Heading for Ciudad del Este
We drove toward Ciudad del Este, right on the Brazilian border. To make the most of the day, we detoured to hike Cerro Tres Kandú, the highest point in this otherwise very flat country. We weren’t exactly prepared, but we made it. You’ll find the full account of the hike in a separate article.
The climb took longer than expected, so we reached Ciudad del Este only by late afternoon—just as truckers went on strike.
We hit a highway blocked by trucks; with no idea what was going on, we slipped into the empty oncoming lane and kept going.
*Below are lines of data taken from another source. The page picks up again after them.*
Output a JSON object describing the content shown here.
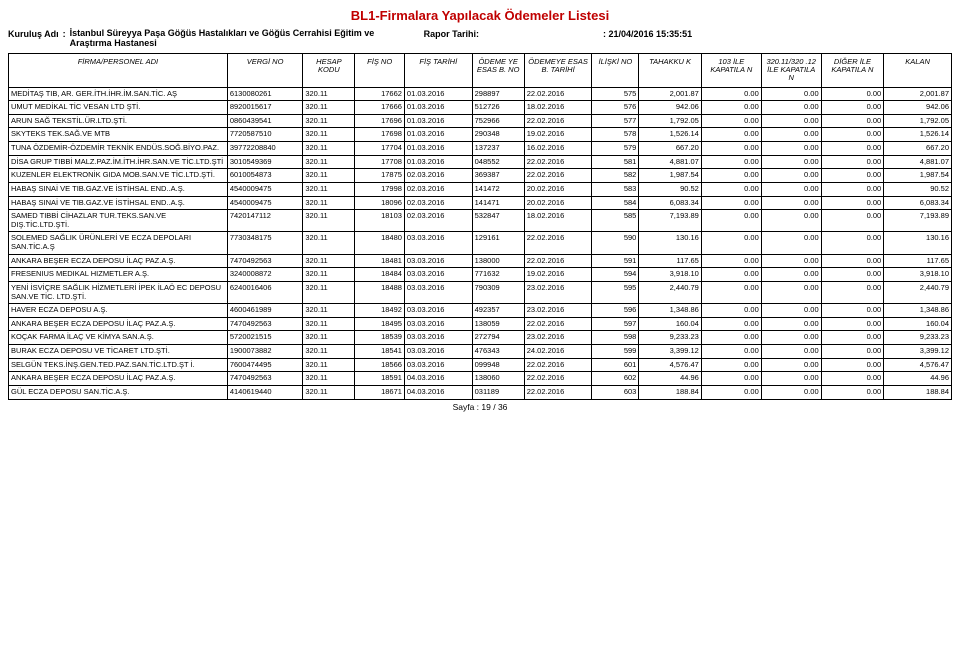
{
  "report": {
    "title": "BL1-Firmalara Yapılacak Ödemeler Listesi",
    "org_label": "Kuruluş Adı",
    "org_name": "İstanbul Süreyya Paşa Göğüs Hastalıkları ve Göğüs Cerrahisi Eğitim ve Araştırma Hastanesi",
    "report_date_label": "Rapor Tarihi:",
    "report_date": "21/04/2016 15:35:51",
    "page_label": "Sayfa : 19 / 36",
    "title_color": "#c00000"
  },
  "columns": [
    "FİRMA/PERSONEL ADI",
    "VERGİ NO",
    "HESAP KODU",
    "FİŞ NO",
    "FİŞ TARİHİ",
    "ÖDEME YE ESAS B. NO",
    "ÖDEMEYE ESAS B. TARİHİ",
    "İLİŞKİ NO",
    "TAHAKKU K",
    "103 İLE KAPATILA N",
    "320.11/320 .12 İLE KAPATILA N",
    "DİĞER İLE KAPATILA N",
    "KALAN"
  ],
  "rows": [
    {
      "name": "MEDİTAŞ TIB, AR. GER.İTH.İHR.İM.SAN.TİC. AŞ",
      "vergi": "6130080261",
      "hesap": "320.11",
      "fisno": "17662",
      "fistar": "01.03.2016",
      "oebno": "298897",
      "oebtar": "22.02.2016",
      "ilis": "575",
      "tahak": "2,001.87",
      "k103": "0.00",
      "k320": "0.00",
      "kdig": "0.00",
      "kalan": "2,001.87"
    },
    {
      "name": "UMUT MEDİKAL TİC VESAN LTD ŞTİ.",
      "vergi": "8920015617",
      "hesap": "320.11",
      "fisno": "17666",
      "fistar": "01.03.2016",
      "oebno": "512726",
      "oebtar": "18.02.2016",
      "ilis": "576",
      "tahak": "942.06",
      "k103": "0.00",
      "k320": "0.00",
      "kdig": "0.00",
      "kalan": "942.06"
    },
    {
      "name": "ARUN SAĞ TEKSTİL.ÜR.LTD.ŞTİ.",
      "vergi": "0860439541",
      "hesap": "320.11",
      "fisno": "17696",
      "fistar": "01.03.2016",
      "oebno": "752966",
      "oebtar": "22.02.2016",
      "ilis": "577",
      "tahak": "1,792.05",
      "k103": "0.00",
      "k320": "0.00",
      "kdig": "0.00",
      "kalan": "1,792.05"
    },
    {
      "name": "SKYTEKS TEK.SAĞ.VE MTB",
      "vergi": "7720587510",
      "hesap": "320.11",
      "fisno": "17698",
      "fistar": "01.03.2016",
      "oebno": "290348",
      "oebtar": "19.02.2016",
      "ilis": "578",
      "tahak": "1,526.14",
      "k103": "0.00",
      "k320": "0.00",
      "kdig": "0.00",
      "kalan": "1,526.14"
    },
    {
      "name": "TUNA ÖZDEMİR-ÖZDEMİR TEKNİK ENDÜS.SOĞ.BİYO.PAZ.",
      "vergi": "39772208840",
      "hesap": "320.11",
      "fisno": "17704",
      "fistar": "01.03.2016",
      "oebno": "137237",
      "oebtar": "16.02.2016",
      "ilis": "579",
      "tahak": "667.20",
      "k103": "0.00",
      "k320": "0.00",
      "kdig": "0.00",
      "kalan": "667.20"
    },
    {
      "name": "DİSA GRUP TIBBİ MALZ.PAZ.İM.İTH.İHR.SAN.VE TİC.LTD.ŞTİ",
      "vergi": "3010549369",
      "hesap": "320.11",
      "fisno": "17708",
      "fistar": "01.03.2016",
      "oebno": "048552",
      "oebtar": "22.02.2016",
      "ilis": "581",
      "tahak": "4,881.07",
      "k103": "0.00",
      "k320": "0.00",
      "kdig": "0.00",
      "kalan": "4,881.07"
    },
    {
      "name": "KUZENLER ELEKTRONİK GIDA MOB.SAN.VE TİC.LTD.ŞTİ.",
      "vergi": "6010054873",
      "hesap": "320.11",
      "fisno": "17875",
      "fistar": "02.03.2016",
      "oebno": "369387",
      "oebtar": "22.02.2016",
      "ilis": "582",
      "tahak": "1,987.54",
      "k103": "0.00",
      "k320": "0.00",
      "kdig": "0.00",
      "kalan": "1,987.54"
    },
    {
      "name": "HABAŞ SINAİ VE TIB.GAZ.VE İSTİHSAL END..A.Ş.",
      "vergi": "4540009475",
      "hesap": "320.11",
      "fisno": "17998",
      "fistar": "02.03.2016",
      "oebno": "141472",
      "oebtar": "20.02.2016",
      "ilis": "583",
      "tahak": "90.52",
      "k103": "0.00",
      "k320": "0.00",
      "kdig": "0.00",
      "kalan": "90.52"
    },
    {
      "name": "HABAŞ SINAİ VE TIB.GAZ.VE İSTİHSAL END..A.Ş.",
      "vergi": "4540009475",
      "hesap": "320.11",
      "fisno": "18096",
      "fistar": "02.03.2016",
      "oebno": "141471",
      "oebtar": "20.02.2016",
      "ilis": "584",
      "tahak": "6,083.34",
      "k103": "0.00",
      "k320": "0.00",
      "kdig": "0.00",
      "kalan": "6,083.34"
    },
    {
      "name": "SAMED TIBBİ CİHAZLAR TUR.TEKS.SAN.VE DIŞ.TİC.LTD.ŞTİ.",
      "vergi": "7420147112",
      "hesap": "320.11",
      "fisno": "18103",
      "fistar": "02.03.2016",
      "oebno": "532847",
      "oebtar": "18.02.2016",
      "ilis": "585",
      "tahak": "7,193.89",
      "k103": "0.00",
      "k320": "0.00",
      "kdig": "0.00",
      "kalan": "7,193.89"
    },
    {
      "name": "SOLEMED SAĞLIK ÜRÜNLERİ VE ECZA DEPOLARI SAN.TİC.A.Ş",
      "vergi": "7730348175",
      "hesap": "320.11",
      "fisno": "18480",
      "fistar": "03.03.2016",
      "oebno": "129161",
      "oebtar": "22.02.2016",
      "ilis": "590",
      "tahak": "130.16",
      "k103": "0.00",
      "k320": "0.00",
      "kdig": "0.00",
      "kalan": "130.16"
    },
    {
      "name": "ANKARA BEŞER ECZA DEPOSU İLAÇ PAZ.A.Ş.",
      "vergi": "7470492563",
      "hesap": "320.11",
      "fisno": "18481",
      "fistar": "03.03.2016",
      "oebno": "138000",
      "oebtar": "22.02.2016",
      "ilis": "591",
      "tahak": "117.65",
      "k103": "0.00",
      "k320": "0.00",
      "kdig": "0.00",
      "kalan": "117.65"
    },
    {
      "name": "FRESENIUS MEDIKAL HIZMETLER A.Ş.",
      "vergi": "3240008872",
      "hesap": "320.11",
      "fisno": "18484",
      "fistar": "03.03.2016",
      "oebno": "771632",
      "oebtar": "19.02.2016",
      "ilis": "594",
      "tahak": "3,918.10",
      "k103": "0.00",
      "k320": "0.00",
      "kdig": "0.00",
      "kalan": "3,918.10"
    },
    {
      "name": "YENİ İSVİÇRE SAĞLIK HİZMETLERİ İPEK İLAÖ EC DEPOSU SAN.VE TİC. LTD.ŞTİ.",
      "vergi": "6240016406",
      "hesap": "320.11",
      "fisno": "18488",
      "fistar": "03.03.2016",
      "oebno": "790309",
      "oebtar": "23.02.2016",
      "ilis": "595",
      "tahak": "2,440.79",
      "k103": "0.00",
      "k320": "0.00",
      "kdig": "0.00",
      "kalan": "2,440.79"
    },
    {
      "name": "HAVER ECZA DEPOSU A.Ş.",
      "vergi": "4600461989",
      "hesap": "320.11",
      "fisno": "18492",
      "fistar": "03.03.2016",
      "oebno": "492357",
      "oebtar": "23.02.2016",
      "ilis": "596",
      "tahak": "1,348.86",
      "k103": "0.00",
      "k320": "0.00",
      "kdig": "0.00",
      "kalan": "1,348.86"
    },
    {
      "name": "ANKARA BEŞER ECZA DEPOSU İLAÇ PAZ.A.Ş.",
      "vergi": "7470492563",
      "hesap": "320.11",
      "fisno": "18495",
      "fistar": "03.03.2016",
      "oebno": "138059",
      "oebtar": "22.02.2016",
      "ilis": "597",
      "tahak": "160.04",
      "k103": "0.00",
      "k320": "0.00",
      "kdig": "0.00",
      "kalan": "160.04"
    },
    {
      "name": "KOÇAK FARMA İLAÇ VE KİMYA SAN.A.Ş.",
      "vergi": "5720021515",
      "hesap": "320.11",
      "fisno": "18539",
      "fistar": "03.03.2016",
      "oebno": "272794",
      "oebtar": "23.02.2016",
      "ilis": "598",
      "tahak": "9,233.23",
      "k103": "0.00",
      "k320": "0.00",
      "kdig": "0.00",
      "kalan": "9,233.23"
    },
    {
      "name": "BURAK ECZA DEPOSU VE TİCARET LTD.ŞTİ.",
      "vergi": "1900073882",
      "hesap": "320.11",
      "fisno": "18541",
      "fistar": "03.03.2016",
      "oebno": "476343",
      "oebtar": "24.02.2016",
      "ilis": "599",
      "tahak": "3,399.12",
      "k103": "0.00",
      "k320": "0.00",
      "kdig": "0.00",
      "kalan": "3,399.12"
    },
    {
      "name": "SELGÜN TEKS.İNŞ.GEN.TED.PAZ.SAN.TİC.LTD.ŞT İ.",
      "vergi": "7600474495",
      "hesap": "320.11",
      "fisno": "18566",
      "fistar": "03.03.2016",
      "oebno": "099948",
      "oebtar": "22.02.2016",
      "ilis": "601",
      "tahak": "4,576.47",
      "k103": "0.00",
      "k320": "0.00",
      "kdig": "0.00",
      "kalan": "4,576.47"
    },
    {
      "name": "ANKARA BEŞER ECZA DEPOSU İLAÇ PAZ.A.Ş.",
      "vergi": "7470492563",
      "hesap": "320.11",
      "fisno": "18591",
      "fistar": "04.03.2016",
      "oebno": "138060",
      "oebtar": "22.02.2016",
      "ilis": "602",
      "tahak": "44.96",
      "k103": "0.00",
      "k320": "0.00",
      "kdig": "0.00",
      "kalan": "44.96"
    },
    {
      "name": "GÜL ECZA DEPOSU SAN.TİC.A.Ş.",
      "vergi": "4140619440",
      "hesap": "320.11",
      "fisno": "18671",
      "fistar": "04.03.2016",
      "oebno": "031189",
      "oebtar": "22.02.2016",
      "ilis": "603",
      "tahak": "188.84",
      "k103": "0.00",
      "k320": "0.00",
      "kdig": "0.00",
      "kalan": "188.84"
    }
  ]
}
A few kilometers later we drove straight into a crowd armed with sticks and signs.
It was a little intimidating, but I kept calm, rolled down the window and, with a smile, repeated: “Tourists. Please, can we go? Thank you!” To my surprise it worked, and the protesters waved us through. A few cars behind us clearly liked the tactic and followed.
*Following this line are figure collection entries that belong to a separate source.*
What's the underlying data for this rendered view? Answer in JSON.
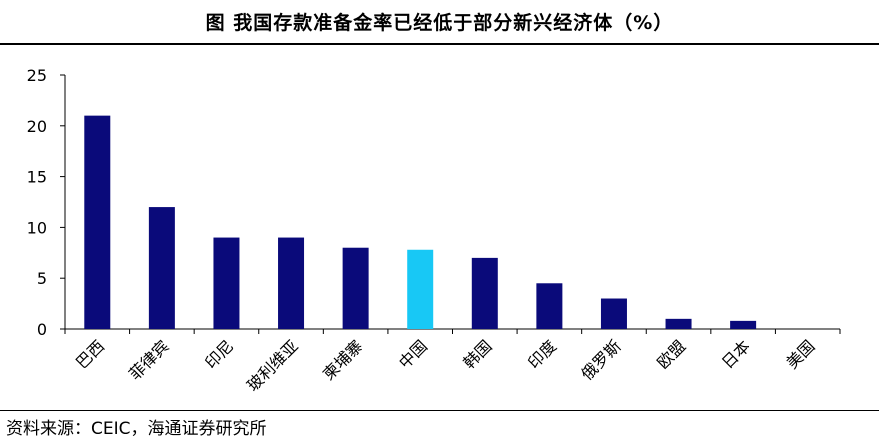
{
  "header": {
    "title": "图 我国存款准备金率已经低于部分新兴经济体（%）"
  },
  "footer": {
    "source": "资料来源：CEIC，海通证券研究所"
  },
  "chart_data": {
    "type": "bar",
    "title": "图 我国存款准备金率已经低于部分新兴经济体（%）",
    "xlabel": "",
    "ylabel": "",
    "categories": [
      "巴西",
      "菲律宾",
      "印尼",
      "玻利维亚",
      "柬埔寨",
      "中国",
      "韩国",
      "印度",
      "俄罗斯",
      "欧盟",
      "日本",
      "美国"
    ],
    "values": [
      21,
      12,
      9,
      9,
      8,
      7.8,
      7,
      4.5,
      3,
      1,
      0.8,
      0
    ],
    "ylim": [
      0,
      25
    ],
    "yticks": [
      0,
      5,
      10,
      15,
      20,
      25
    ],
    "grid": false,
    "legend": "none",
    "colors": {
      "bar": "#0a0a7a",
      "highlight": "#18c8f5",
      "axis": "#000000"
    },
    "highlight_category": "中国"
  }
}
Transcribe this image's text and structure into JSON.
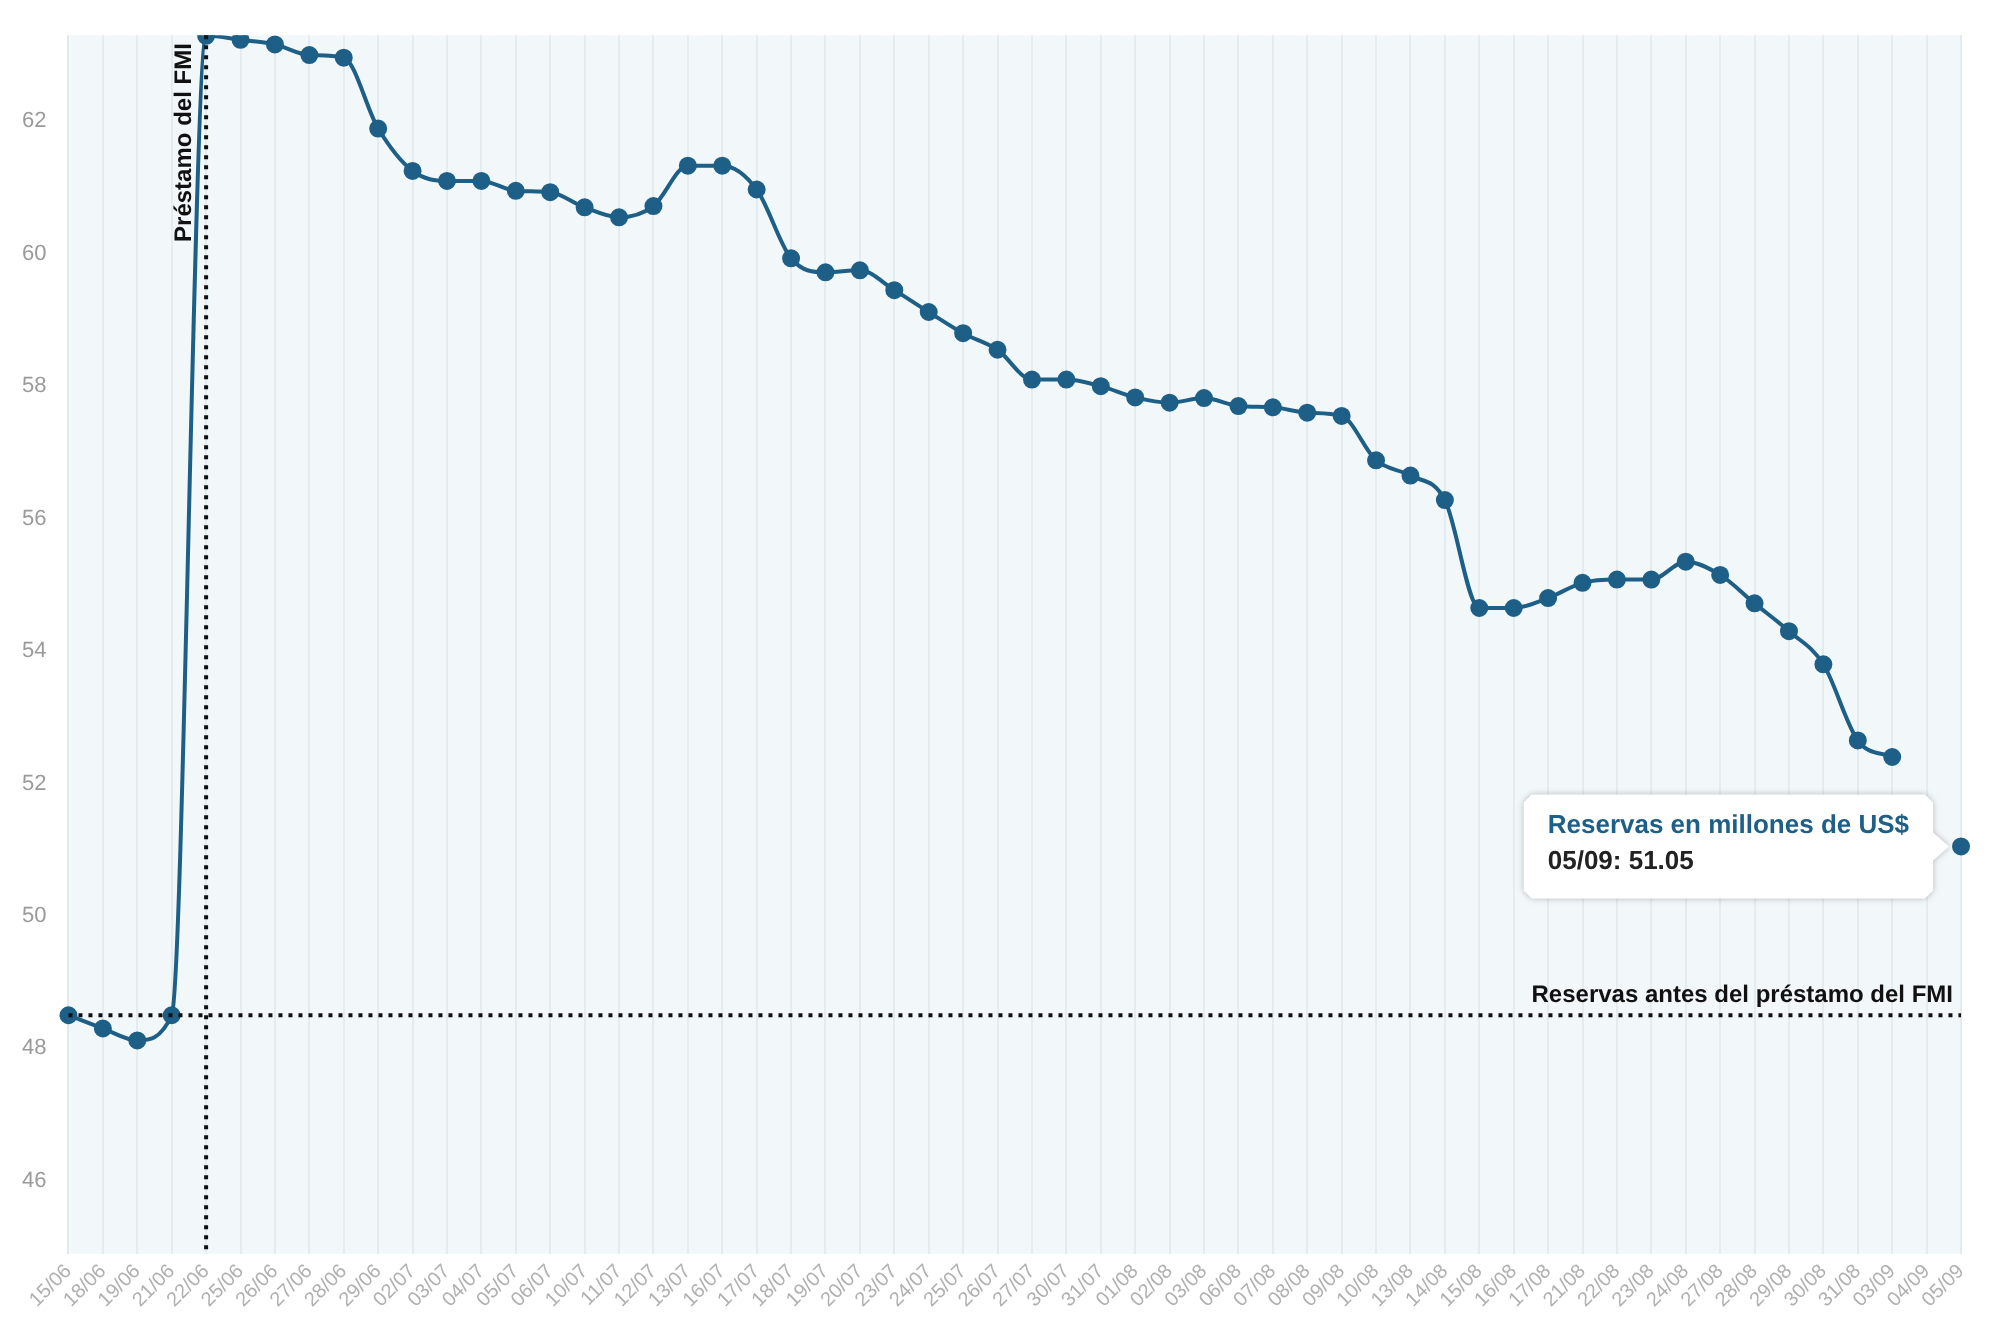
{
  "chart_data": {
    "type": "line",
    "categories": [
      "15/06",
      "18/06",
      "19/06",
      "21/06",
      "22/06",
      "25/06",
      "26/06",
      "27/06",
      "28/06",
      "29/06",
      "02/07",
      "03/07",
      "04/07",
      "05/07",
      "06/07",
      "10/07",
      "11/07",
      "12/07",
      "13/07",
      "16/07",
      "17/07",
      "18/07",
      "19/07",
      "20/07",
      "23/07",
      "24/07",
      "25/07",
      "26/07",
      "27/07",
      "30/07",
      "31/07",
      "01/08",
      "02/08",
      "03/08",
      "06/08",
      "07/08",
      "08/08",
      "09/08",
      "10/08",
      "13/08",
      "14/08",
      "15/08",
      "16/08",
      "17/08",
      "21/08",
      "22/08",
      "23/08",
      "24/08",
      "27/08",
      "28/08",
      "29/08",
      "30/08",
      "31/08",
      "03/09",
      "04/09",
      "05/09"
    ],
    "series": [
      {
        "color": "#1d5f86",
        "values": [
          48.5,
          48.3,
          48.12,
          48.5,
          63.29,
          63.23,
          63.16,
          63.0,
          62.96,
          61.89,
          61.25,
          61.1,
          61.1,
          60.95,
          60.93,
          60.7,
          60.55,
          60.72,
          61.33,
          61.33,
          60.97,
          59.93,
          59.72,
          59.75,
          59.45,
          59.12,
          58.8,
          58.55,
          58.1,
          58.1,
          58.0,
          57.83,
          57.75,
          57.82,
          57.7,
          57.68,
          57.6,
          57.55,
          56.88,
          56.65,
          56.28,
          54.65,
          54.65,
          54.8,
          55.03,
          55.08,
          55.08,
          55.35,
          55.15,
          54.72,
          54.3,
          53.8,
          52.65,
          52.4,
          null,
          51.05
        ]
      }
    ],
    "ylim": [
      44.9,
      63.3
    ],
    "yticks": [
      46,
      48,
      50,
      52,
      54,
      56,
      58,
      60,
      62
    ],
    "grid": "x",
    "legend": false,
    "marker": "circle",
    "line_style": "solid",
    "ref_lines": [
      {
        "axis": "x",
        "value": "22/06",
        "label": "Préstamo del FMI",
        "color": "#111111",
        "line_style": "dotted"
      },
      {
        "axis": "y",
        "value": 48.5,
        "label": "Reservas antes del préstamo del FMI",
        "color": "#111111",
        "line_style": "dotted"
      }
    ],
    "annotations": [
      {
        "text": "Reservas en millones de US$\n05/09: 51.05",
        "x": "05/09",
        "y": 51.05
      }
    ]
  }
}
We finally reached Ciudad del Este late at night and saw nothing but the hotel. Only in the morning, as we continued toward Brazil, did we glimpse a few streets—and had to admit the city felt rather dirty and chaotic. It was a marked contrast with Asunción.
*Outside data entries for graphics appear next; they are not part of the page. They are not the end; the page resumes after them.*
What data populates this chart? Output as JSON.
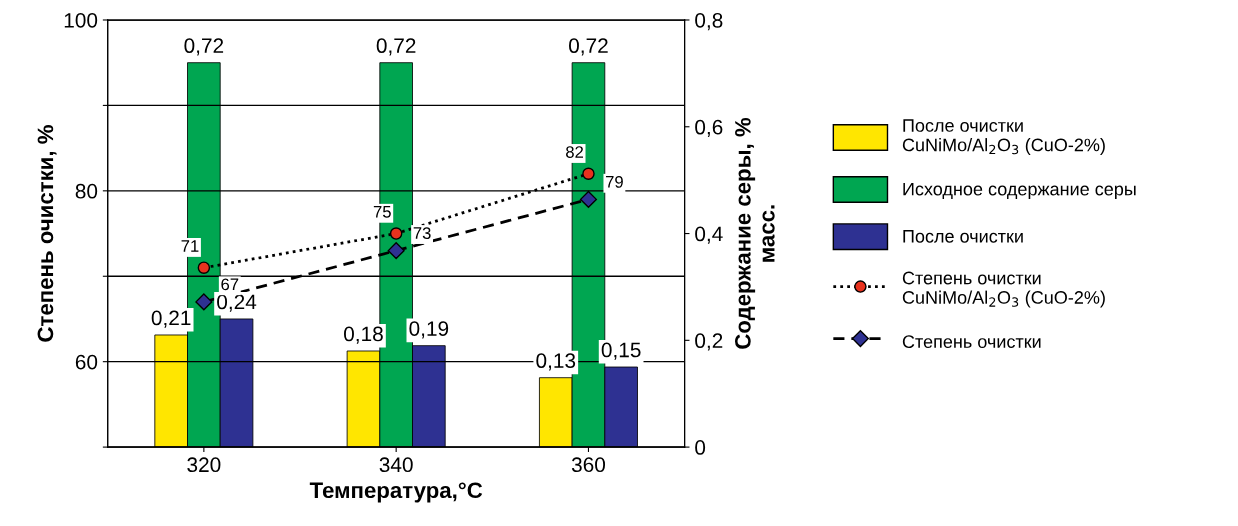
{
  "chart_data": {
    "type": "bar",
    "xlabel": "Температура,°C",
    "ylabel": "Степень очистки, %",
    "y2label": "Содержание серы, %\nмасс.",
    "categories": [
      "320",
      "340",
      "360"
    ],
    "series": [
      {
        "axis": "y2",
        "name": "После очистки\nCuNiMo/Al$_{2}$O$_{3}$ (CuO-2%)",
        "color": "#ffe600",
        "values": [
          0.21,
          0.18,
          0.13
        ],
        "value_labels": [
          "0,21",
          "0,18",
          "0,13"
        ]
      },
      {
        "axis": "y2",
        "name": "Исходное содержание серы",
        "color": "#00a651",
        "values": [
          0.72,
          0.72,
          0.72
        ],
        "value_labels": [
          "0,72",
          "0,72",
          "0,72"
        ]
      },
      {
        "axis": "y2",
        "name": "После очистки",
        "color": "#2e3192",
        "values": [
          0.24,
          0.19,
          0.15
        ],
        "value_labels": [
          "0,24",
          "0,19",
          "0,15"
        ]
      },
      {
        "type": "line",
        "name": "Степень очистки\nCuNiMo/Al$_{2}$O$_{3}$ (CuO-2%)",
        "color": "#e8321e",
        "marker": "circle",
        "line_style": "dotted",
        "values": [
          71,
          75,
          82
        ],
        "value_labels": [
          "71",
          "75",
          "82"
        ]
      },
      {
        "type": "line",
        "name": "Степень очистки",
        "color": "#2e3192",
        "marker": "diamond",
        "line_style": "dashed",
        "values": [
          67,
          73,
          79
        ],
        "value_labels": [
          "67",
          "73",
          "79"
        ]
      }
    ],
    "ylim": [
      50,
      100
    ],
    "yticks": [
      {
        "value": 50,
        "label": null
      },
      60,
      {
        "value": 70,
        "label": null
      },
      80,
      {
        "value": 90,
        "label": null
      },
      100
    ],
    "y2lim": [
      0,
      0.8
    ],
    "y2ticks": [
      0,
      {
        "value": 0.2,
        "label": "0,2"
      },
      {
        "value": 0.4,
        "label": "0,4"
      },
      {
        "value": 0.6,
        "label": "0,6"
      },
      {
        "value": 0.8,
        "label": "0,8"
      }
    ],
    "grid": true,
    "legend": "right"
  }
}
Into Brazil for the Iguazú Falls

At the time, Ciudad del Este and Brazil were linked by a single bridge—Puente Internacional de la Amistad, also known as the International Friendship Bridge. We couldn’t avoid the usual morning traffic, but after about an hour of waiting we crossed to the Brazilian side into Foz do Iguaçu, the gateway to the Iguazú Falls, about 20 minutes’ drive farther on. Two things surprised us: nobody asked for documents at the border, and the Brazilian side looked unbelievably clean and organized. At moments, compared with Paraguay, it felt like a little Switzerland.
Visiting the falls is just as well organized—from parking to how visitors move through the park. Seeing Iguazú was powerful. We were there in the dry season, yet you still see a number of cascades, large and small, with astonishing force. We spent about two hours and then retraced our route back to Ciudad del Este. With daylight to spare, we set our next target: Encarnación in southern Paraguay. Protests flared up along the road again, more than once. The first time our 4×4 let us slip around; the second time we weren’t so lucky and simply had to wait it out.

Encarnación

We only stayed one night in Encarnación, but we still found time for excellent street food and a great beer on the riverside promenade along the Paraná. The promenade felt like the city’s highlight. Honestly, the place didn’t win us over at the time; it took a year or two to grow on us. On a recent return we saw it differently and really enjoyed it—and so did our dog Ibo.
Salto Cristal Waterfall

With our departure approaching, we left Encarnación for the airport in Asunción, breaking the drive with a stop at Salto Cristal. It’s no Iguazú, of course, but it’s a pretty spot and relatively easy to reach. Rain caught us there, yet I still swam beneath the falls. The weather cleared, turning the break into a relaxed pause before the flight. From there it was back to the airport to return the car and board our plane to Panama City.
Final thoughts
We came to Paraguay with scant information, few expectations, and only a short window of time. All the more reason the country surprised us. In just a few days we sorted out residency, explored Asunción, sampled the food scene, road-tripped across the country, climbed its highest peak and even made it to the legendary Iguazú Falls.
We left full of experiences, feeling we’d seen and done far more than a short visit should allow. Paraguay stopped being a blank spot on the map and became a place we’ve grown attached to. And, as it turned out, it wouldn’t be our last time there.